„The Zone of Interest“ zeigt das Familienleben des KZ-Kommandanten Rudolf Höß in seinem Privathaus neben dem Vernichtungslager Auschwitz. Der Film stellt auch eine Frage zur deutschen Gegenwart. Ab 29. Februar im Kino.
Hedwig Höß hat einen neuen Mantel. Sie probiert das Kleidungsstück aus Pelz an, dreht sich vor ihrem Spiegel und meint: „Der muss erst einmal gereinigt werden.“ Kein Wort verliert die Frau über die Herkunft des Mantels. Er ist eines der vielen Dinge aus dem Vernichtungslager Auschwitz, in dem den Juden vor ihrer Ermordung alles genommen wurde. Aber das interessiert Hedwig Höß nicht. Sie lebt ihrer eigenen „Zone of Interest“ und ignoriert, dass neben ihrem Haus Anfang der 1940er-Jahre viele Hunderttausend Menschen sterben.

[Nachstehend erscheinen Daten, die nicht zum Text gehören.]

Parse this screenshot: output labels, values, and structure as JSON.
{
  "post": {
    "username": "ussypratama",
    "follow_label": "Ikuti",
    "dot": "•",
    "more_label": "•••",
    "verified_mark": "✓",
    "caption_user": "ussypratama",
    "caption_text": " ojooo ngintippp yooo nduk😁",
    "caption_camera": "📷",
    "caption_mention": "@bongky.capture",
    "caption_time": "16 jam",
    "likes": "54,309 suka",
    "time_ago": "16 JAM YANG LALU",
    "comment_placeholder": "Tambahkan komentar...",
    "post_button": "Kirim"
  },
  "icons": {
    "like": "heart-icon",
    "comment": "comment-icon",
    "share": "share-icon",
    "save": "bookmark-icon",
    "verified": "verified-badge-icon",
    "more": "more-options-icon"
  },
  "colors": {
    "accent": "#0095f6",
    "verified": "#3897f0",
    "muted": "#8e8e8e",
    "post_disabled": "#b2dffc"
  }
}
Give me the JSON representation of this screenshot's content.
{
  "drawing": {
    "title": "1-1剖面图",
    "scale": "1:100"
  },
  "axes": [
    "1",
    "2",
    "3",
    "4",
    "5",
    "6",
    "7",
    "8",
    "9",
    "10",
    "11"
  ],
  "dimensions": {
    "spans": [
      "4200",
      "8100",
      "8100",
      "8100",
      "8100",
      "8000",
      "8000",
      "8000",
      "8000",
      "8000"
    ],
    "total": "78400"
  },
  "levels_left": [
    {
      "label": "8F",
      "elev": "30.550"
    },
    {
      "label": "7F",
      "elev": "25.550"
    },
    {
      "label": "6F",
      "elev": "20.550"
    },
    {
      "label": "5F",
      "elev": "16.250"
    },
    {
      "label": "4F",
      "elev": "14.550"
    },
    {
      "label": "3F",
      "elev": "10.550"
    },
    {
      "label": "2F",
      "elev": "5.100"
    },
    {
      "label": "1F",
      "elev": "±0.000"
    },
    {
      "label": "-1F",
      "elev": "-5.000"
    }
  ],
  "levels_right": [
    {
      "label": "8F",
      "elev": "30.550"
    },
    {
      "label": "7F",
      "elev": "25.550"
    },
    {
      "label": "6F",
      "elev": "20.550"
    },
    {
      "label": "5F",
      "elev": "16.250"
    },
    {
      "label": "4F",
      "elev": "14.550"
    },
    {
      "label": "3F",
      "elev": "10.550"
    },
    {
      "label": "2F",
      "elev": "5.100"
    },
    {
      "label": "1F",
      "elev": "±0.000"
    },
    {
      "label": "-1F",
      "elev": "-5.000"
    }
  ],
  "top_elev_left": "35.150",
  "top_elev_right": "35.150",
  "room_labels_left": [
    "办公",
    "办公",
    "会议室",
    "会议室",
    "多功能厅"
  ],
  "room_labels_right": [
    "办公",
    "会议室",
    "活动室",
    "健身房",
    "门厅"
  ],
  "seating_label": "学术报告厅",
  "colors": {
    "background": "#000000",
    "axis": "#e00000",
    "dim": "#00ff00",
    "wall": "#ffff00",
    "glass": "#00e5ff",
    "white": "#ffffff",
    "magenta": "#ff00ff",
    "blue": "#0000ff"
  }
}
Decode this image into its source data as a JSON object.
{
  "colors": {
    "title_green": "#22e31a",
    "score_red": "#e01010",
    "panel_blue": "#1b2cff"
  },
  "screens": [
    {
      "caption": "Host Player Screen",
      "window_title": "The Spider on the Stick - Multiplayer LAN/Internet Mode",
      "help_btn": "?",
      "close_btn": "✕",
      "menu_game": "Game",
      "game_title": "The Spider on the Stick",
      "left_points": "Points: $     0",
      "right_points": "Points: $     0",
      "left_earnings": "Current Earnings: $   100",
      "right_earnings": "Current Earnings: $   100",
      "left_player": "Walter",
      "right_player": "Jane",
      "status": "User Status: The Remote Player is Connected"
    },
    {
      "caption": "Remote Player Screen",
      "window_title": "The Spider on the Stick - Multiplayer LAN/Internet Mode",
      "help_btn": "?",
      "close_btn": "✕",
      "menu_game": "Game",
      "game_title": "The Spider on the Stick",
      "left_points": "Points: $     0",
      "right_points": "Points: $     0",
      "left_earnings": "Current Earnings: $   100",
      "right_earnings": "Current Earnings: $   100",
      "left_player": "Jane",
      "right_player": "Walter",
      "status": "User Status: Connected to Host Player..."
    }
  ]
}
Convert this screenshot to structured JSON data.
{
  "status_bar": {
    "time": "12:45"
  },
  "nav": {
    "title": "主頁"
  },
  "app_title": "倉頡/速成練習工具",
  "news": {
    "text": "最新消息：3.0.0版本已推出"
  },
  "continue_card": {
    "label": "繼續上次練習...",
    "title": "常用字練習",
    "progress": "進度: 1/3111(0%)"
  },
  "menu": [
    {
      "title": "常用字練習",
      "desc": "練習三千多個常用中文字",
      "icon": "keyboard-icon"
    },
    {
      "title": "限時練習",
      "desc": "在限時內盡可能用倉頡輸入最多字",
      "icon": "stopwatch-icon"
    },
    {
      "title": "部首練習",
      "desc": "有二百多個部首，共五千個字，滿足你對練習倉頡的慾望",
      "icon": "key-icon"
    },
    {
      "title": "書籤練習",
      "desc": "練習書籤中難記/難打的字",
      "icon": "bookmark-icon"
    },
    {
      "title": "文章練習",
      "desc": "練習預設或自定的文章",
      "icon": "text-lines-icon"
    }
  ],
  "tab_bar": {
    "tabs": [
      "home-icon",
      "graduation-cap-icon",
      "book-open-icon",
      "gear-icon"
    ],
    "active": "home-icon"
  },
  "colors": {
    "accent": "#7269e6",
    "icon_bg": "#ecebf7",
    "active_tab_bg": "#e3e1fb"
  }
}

Regisseur Jonathan Glazer erzählt in seinem Film von diesen Jahren, in denen der KZ-Kommandant Rudolf Höß mit seiner Frau Hedwig und den fünf Kindern in ihrer Villa auf der anderen Seite der Mauer des Vernichtungslagers Auschwitz wohnt. Die Hausherrin organisiert mit deutscher Gründlichkeit den Haushalt und kümmert sich um ihr Gewächshaus, ihrem ganzen Stolz. Die Kinder baden in dem kleinen Pool im Garten, zuweilen unternimmt die Familie auch Ausflüge in die Natur. Als Rudolf Höß nach Oranienburg versetzt werden soll, weigert sich Hedwig, ihr Traumhaus zu verlassen. Der Kommandant reist daraufhin allein in Richtung Berlin und organisiert die Massentötung ungarischer Juden. Sein Nachfolger ist der Aufgabe in Auschwitz nicht gewachsen. Rudolf Höß kehrt zu seiner Familie zurück und nimmt seine Aufgabe wieder auf.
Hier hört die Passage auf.